Pandemia niestraszna

W opinii Aleksa Lissitsy koronawirus nie wpłynie na wydajność IMC. Firma nie ma kłopotu z dostawami, bo z wyprzedzeniem przygotowała się do sezonu. Kupiła nasiona, nawozy i środki ochrony roślin oraz zaopatrzyła się w sprzęt.

— Martwimy się tylko o zdrowie pracowników.

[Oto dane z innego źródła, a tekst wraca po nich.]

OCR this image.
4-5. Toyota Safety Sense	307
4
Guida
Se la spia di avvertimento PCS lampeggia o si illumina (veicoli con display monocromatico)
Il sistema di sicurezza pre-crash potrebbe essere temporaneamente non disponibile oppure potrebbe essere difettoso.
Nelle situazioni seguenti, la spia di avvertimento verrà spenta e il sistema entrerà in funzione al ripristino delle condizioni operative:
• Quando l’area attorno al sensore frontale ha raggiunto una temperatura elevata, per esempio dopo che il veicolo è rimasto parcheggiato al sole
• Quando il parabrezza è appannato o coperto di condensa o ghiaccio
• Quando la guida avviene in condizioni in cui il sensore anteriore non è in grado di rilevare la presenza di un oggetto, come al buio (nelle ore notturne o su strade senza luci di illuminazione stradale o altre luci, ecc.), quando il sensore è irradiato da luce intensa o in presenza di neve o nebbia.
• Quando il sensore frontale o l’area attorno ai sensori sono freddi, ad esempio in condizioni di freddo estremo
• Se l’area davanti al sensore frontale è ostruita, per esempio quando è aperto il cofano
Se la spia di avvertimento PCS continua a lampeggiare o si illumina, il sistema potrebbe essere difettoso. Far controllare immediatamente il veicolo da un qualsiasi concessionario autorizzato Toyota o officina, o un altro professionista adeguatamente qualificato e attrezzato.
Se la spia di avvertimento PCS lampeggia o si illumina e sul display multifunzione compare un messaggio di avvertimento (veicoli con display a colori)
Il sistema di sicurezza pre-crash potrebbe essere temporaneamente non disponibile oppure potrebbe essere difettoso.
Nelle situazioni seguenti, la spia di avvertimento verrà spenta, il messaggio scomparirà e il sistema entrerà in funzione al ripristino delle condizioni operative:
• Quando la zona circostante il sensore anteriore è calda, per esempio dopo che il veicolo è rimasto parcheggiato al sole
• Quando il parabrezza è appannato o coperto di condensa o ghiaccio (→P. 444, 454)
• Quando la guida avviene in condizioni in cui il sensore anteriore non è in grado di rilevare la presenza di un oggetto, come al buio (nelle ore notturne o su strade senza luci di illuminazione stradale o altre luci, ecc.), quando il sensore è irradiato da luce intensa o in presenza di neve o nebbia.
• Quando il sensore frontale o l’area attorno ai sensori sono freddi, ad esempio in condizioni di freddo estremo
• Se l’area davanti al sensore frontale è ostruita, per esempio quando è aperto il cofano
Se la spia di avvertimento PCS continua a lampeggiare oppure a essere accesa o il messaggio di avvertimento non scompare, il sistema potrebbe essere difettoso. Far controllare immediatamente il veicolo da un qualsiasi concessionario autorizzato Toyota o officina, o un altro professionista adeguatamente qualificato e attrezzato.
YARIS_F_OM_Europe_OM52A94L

Dlatego wprowadziliśmy specjalne zabezpieczenia, ograniczyliśmy bezpośrednie kontakty zatrudnionych przy produkcji, personel administracyjny pracuje zdalnie, co tylko można, załatwiamy online — mówi prezes i przypomina, że już kilka lat temu w IMC wprowadzono elektroniczny obrót dokumentami, co teraz ułatwia zarządzanie firmą.

Powrót do kraju migrantów zarobkowych w związku z pandemią może być dla ukraińskiej branży rolno-spożywczej czynnikiem pozytywnym.

— Od co najmniej dwóch lat cierpimy z powodu braku rąk do pracy na wsi. To skutkowało wzrostem płac niewspółmiernym do wydajności. Po powrocie migrantów będziemy mieli więcej możliwości wyboru dobrze wyszkolonego personelu — mówi Alex Lissitsa.

Zapewnia, że IMC nie planuje obniżać wynagrodzeń.